Russland und Syrien dementierten. Dennoch folgte die verdiente Strafe auf dem Fuß: Die USA, Frankreich und Großbritannien griffen am 14. April Syrien an und feuerten rund 110 Luftbodenraketen und Marschflugkörper gegen angebliche syrische Chemiewaffenzentren. Die »journalistische Sorgfaltspflicht« gebar Schlagzeilen wie diese: »Krieg in Syrien. Endschlacht mit C-Waffen« (taz), »LUFTSCHLAG GEGEN SYRIEN. Das Protokoll einer Strafaktion« (Die Welt), »Angriffe auf Syrien. Donald Trump: ›Perfekt durchgeführter Luftschlag‹« (Stuttgarter Nachrichten), »SO LIEF DER SYRIEN-ANGRIFF AB. Trumps Blitz-Attacke gegen Assad« (Bild), »LUFTSCHLAG GEGEN ASSAD: Begrenzte Angriffsfläche« (FAZ). Angela Merkel und Heiko Maas begrüßten die Luftschläge als »erforderlich und angemessen«.

Die Fakten

Am 26. April fand in Den Haag ein Pressebriefing der „Organisation für das Verbot chemischer Waffen (OPCW)“ statt.
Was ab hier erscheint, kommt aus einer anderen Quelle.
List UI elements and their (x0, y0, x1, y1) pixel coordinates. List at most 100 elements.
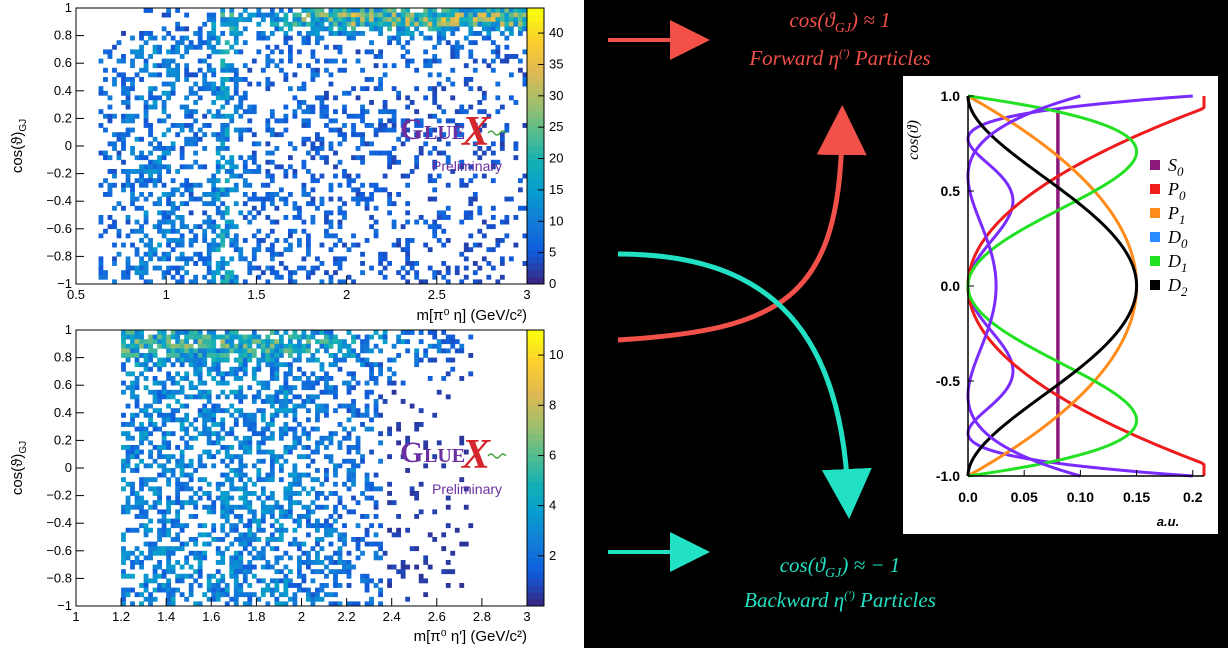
heatmap-cell (287, 389, 293, 395)
heatmap-cell (333, 578, 338, 584)
heatmap-cell (328, 353, 334, 358)
heatmap-cell (391, 564, 397, 570)
heatmap-cell (188, 385, 194, 391)
heatmap-cell (296, 481, 302, 487)
heatmap-cell (468, 210, 474, 216)
heatmap-cell (229, 523, 235, 529)
heatmap-cell (324, 58, 329, 64)
heatmap-cell (220, 233, 226, 239)
heatmap-cell (247, 196, 253, 202)
heatmap-cell (170, 205, 176, 211)
heatmap-cell (409, 100, 415, 105)
heatmap-cell (315, 256, 320, 262)
heatmap-cell (184, 412, 190, 418)
heatmap-cell (166, 343, 172, 349)
heatmap-cell (233, 578, 239, 584)
heatmap-cell (170, 546, 176, 552)
heatmap-cell (134, 426, 140, 432)
heatmap-cell (486, 146, 492, 151)
heatmap-cell (391, 146, 397, 151)
heatmap-cell (175, 477, 181, 483)
heatmap-cell (125, 495, 131, 501)
heatmap-cell (278, 348, 284, 354)
heatmap-cell (319, 330, 325, 335)
heatmap-cell (391, 17, 397, 23)
heatmap-cell (130, 265, 135, 271)
heatmap-cell (170, 90, 176, 96)
heatmap-cell (130, 422, 135, 427)
heatmap-cell (238, 468, 244, 473)
heatmap-cell (229, 454, 235, 460)
heatmap-cell (161, 422, 167, 427)
heatmap-cell (256, 228, 262, 234)
heatmap-cell (143, 219, 149, 225)
heatmap-cell (260, 408, 266, 414)
heatmap-cell (463, 109, 469, 115)
heatmap-cell (134, 247, 140, 253)
heatmap-cell (229, 412, 235, 418)
heatmap-cell (121, 270, 126, 276)
heatmap-cell (206, 495, 212, 501)
heatmap-cell (211, 357, 217, 363)
heatmap-cell (373, 132, 379, 138)
heatmap-cell (296, 523, 302, 529)
heatmap-cell (166, 95, 172, 101)
heatmap-cell (166, 601, 172, 606)
heatmap-cell (220, 578, 226, 584)
heatmap-cell (396, 136, 402, 142)
heatmap-cell (188, 477, 194, 483)
heatmap-cell (414, 274, 420, 280)
heatmap-cell (157, 343, 162, 349)
heatmap-cell (369, 8, 374, 13)
heatmap-cell (274, 339, 280, 345)
heatmap-cell (247, 339, 253, 345)
heatmap-cell (215, 86, 221, 92)
heatmap-cell (134, 339, 140, 345)
heatmap-cell (157, 500, 162, 506)
heatmap-cell (179, 150, 185, 156)
heatmap-cell (265, 601, 271, 606)
heatmap-cell (152, 573, 158, 579)
colorbar-segment (527, 228, 544, 237)
heatmap-cell (499, 12, 505, 18)
heatmap-cell (170, 238, 176, 243)
heatmap-cell (463, 12, 469, 18)
heatmap-cell (346, 403, 352, 409)
heatmap-cell (306, 394, 311, 400)
heatmap-cell (229, 403, 235, 409)
heatmap-cell (405, 256, 411, 262)
heatmap-cell (188, 458, 194, 464)
heatmap-cell (459, 348, 465, 354)
heatmap-cell (306, 472, 311, 478)
heatmap-cell (121, 182, 126, 188)
heatmap-cell (441, 150, 447, 156)
heatmap-cell (233, 514, 239, 519)
heatmap-cell (139, 205, 144, 211)
heatmap-cell (184, 164, 190, 170)
heatmap-cell (175, 242, 181, 248)
heatmap-cell (170, 408, 176, 414)
heatmap-cell (477, 205, 483, 211)
heatmap-cell (382, 187, 388, 193)
heatmap-cell (193, 468, 199, 473)
heatmap-cell (499, 219, 505, 225)
heatmap-cell (283, 371, 289, 377)
heatmap-cell (306, 592, 311, 598)
heatmap-cell (175, 509, 181, 515)
heatmap-cell (152, 100, 158, 105)
heatmap-cell (306, 385, 311, 391)
heatmap-cell (215, 560, 221, 565)
heatmap-cell (242, 495, 248, 501)
heatmap-cell (224, 40, 230, 46)
heatmap-cell (333, 95, 338, 101)
heatmap-cell (256, 242, 262, 248)
heatmap-cell (378, 394, 383, 400)
heatmap-cell (224, 95, 230, 101)
heatmap-cell (301, 431, 307, 437)
heatmap-cell (328, 491, 334, 496)
heatmap-cell (166, 578, 172, 584)
heatmap-cell (265, 509, 271, 515)
heatmap-cell (139, 330, 144, 335)
heatmap-cell (360, 31, 365, 36)
heatmap-cell (130, 81, 135, 87)
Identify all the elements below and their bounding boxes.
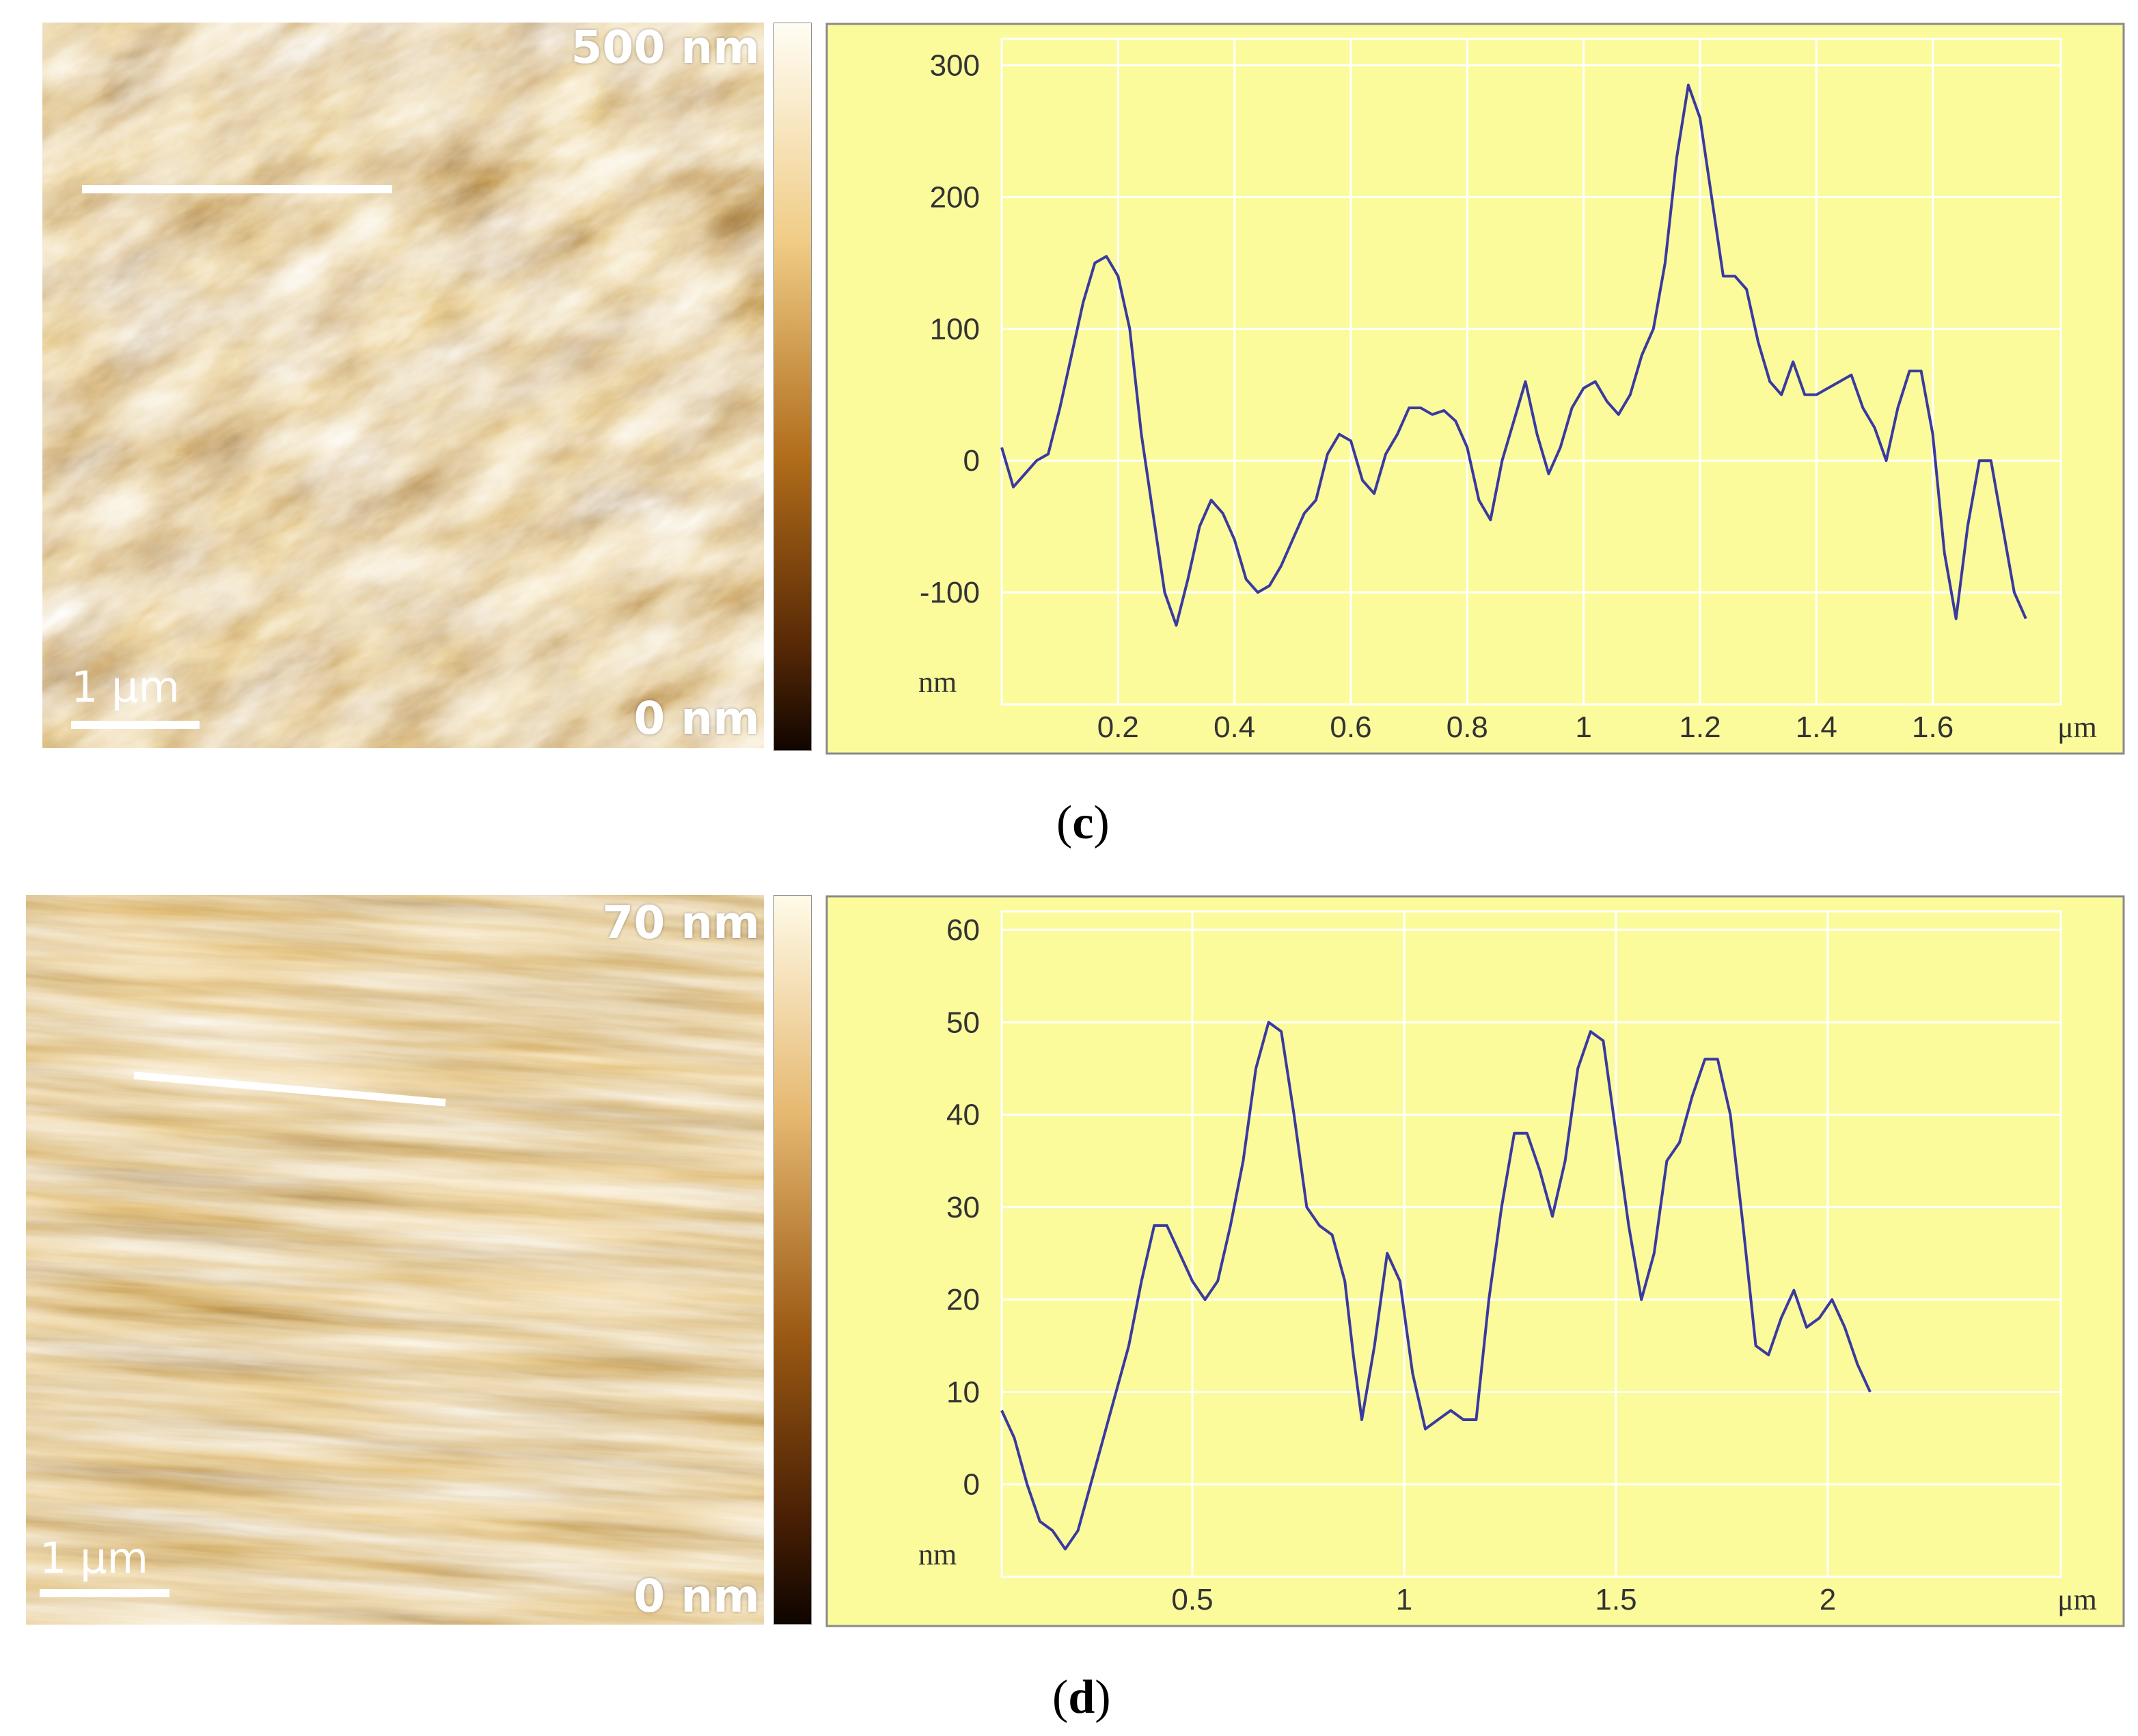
scale-bar-d — [40, 1589, 169, 1597]
height-min-label-c: 0 nm — [633, 692, 760, 745]
y-tick-label-c: 100 — [930, 312, 980, 346]
afm-image-c: 500 nm 0 nm 1 μm — [42, 23, 764, 748]
x-tick-label-c: 0.8 — [1447, 711, 1488, 744]
x-tick-label-d: 1.5 — [1595, 1583, 1636, 1616]
y-tick-label-c: -100 — [920, 576, 980, 609]
y-tick-label-c: 300 — [930, 49, 980, 83]
afm-image-d: 70 nm 0 nm 1 μm — [26, 895, 764, 1625]
y-tick-label-d: 50 — [946, 1006, 980, 1039]
x-tick-label-d: 1 — [1396, 1583, 1412, 1616]
plot-frame-d — [1000, 910, 2062, 1578]
y-tick-label-c: 0 — [963, 444, 980, 478]
y-tick-label-d: 30 — [946, 1191, 980, 1224]
profile-chart-c: 0.2 0.4 0.6 0.8 1 1.2 1.4 1.6 300 200 100 0 -100 nm μm — [825, 23, 2125, 755]
y-tick-label-d: 10 — [946, 1375, 980, 1409]
panel-label-c: (c) — [1056, 797, 1110, 849]
x-tick-label-c: 1 — [1575, 711, 1591, 744]
chart-background-c — [825, 23, 2125, 755]
y-tick-label-d: 60 — [946, 913, 980, 947]
x-tick-label-c: 1.6 — [1912, 711, 1954, 744]
y-tick-label-c: 200 — [930, 180, 980, 214]
x-tick-label-d: 2 — [1820, 1583, 1836, 1616]
chart-background-d — [825, 895, 2125, 1627]
x-tick-label-c: 1.2 — [1679, 711, 1721, 744]
panel-letter-d: d — [1068, 1671, 1095, 1724]
y-tick-label-d: 20 — [946, 1283, 980, 1317]
x-unit-label-c: μm — [2057, 711, 2097, 744]
colorbar-d — [773, 895, 812, 1625]
y-unit-label-c: nm — [918, 665, 957, 699]
x-tick-label-c: 0.2 — [1097, 711, 1139, 744]
afm-topography-c — [42, 23, 764, 748]
panel-label-d: (d) — [1052, 1671, 1111, 1724]
profile-series-line-d — [1000, 1021, 1872, 1551]
profile-chart-d: 0.5 1 1.5 2 60 50 40 30 20 10 0 nm μm — [825, 895, 2125, 1627]
profile-line-d — [133, 1071, 446, 1107]
height-max-label-d: 70 nm — [602, 896, 760, 949]
y-tick-label-d: 0 — [963, 1468, 980, 1502]
afm-topography-d — [26, 895, 764, 1625]
height-min-label-d: 0 nm — [633, 1570, 760, 1623]
profile-series-line-c — [1000, 83, 2027, 627]
plot-frame-c — [1000, 38, 2062, 706]
x-tick-label-c: 0.6 — [1330, 711, 1371, 744]
x-tick-label-c: 1.4 — [1796, 711, 1837, 744]
scale-bar-label-c: 1 μm — [71, 662, 180, 712]
height-max-label-c: 500 nm — [571, 23, 760, 74]
x-tick-label-c: 0.4 — [1214, 711, 1255, 744]
x-tick-label-d: 0.5 — [1171, 1583, 1213, 1616]
scale-bar-label-d: 1 μm — [40, 1533, 148, 1583]
gridlines-c — [1002, 39, 2061, 704]
x-unit-label-d: μm — [2057, 1583, 2097, 1616]
y-unit-label-d: nm — [918, 1538, 957, 1571]
y-tick-label-d: 40 — [946, 1099, 980, 1132]
colorbar-c — [773, 23, 812, 751]
panel-letter-c: c — [1072, 797, 1094, 849]
gridlines-d — [1002, 911, 2061, 1577]
scale-bar-c — [71, 721, 200, 729]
Zur Erinnerung: Die OPCW ist die unabhängige internationale Organisation, welche durch die Vertragsstaaten der Chemiewaffenkonvention begründet wurde. Sie überwacht die Einhaltung und Umsetzung dieser Konvention und legt die Rahmenbedingungen für die Vernichtung von Chemiewaffen fest. Dutzende Delegationen von Mitgliedsländern nahmen an der Veranstaltung teil. Die USA, Frankreich und Großbritannien glänzten durch Abwesenheit. Warum wohl?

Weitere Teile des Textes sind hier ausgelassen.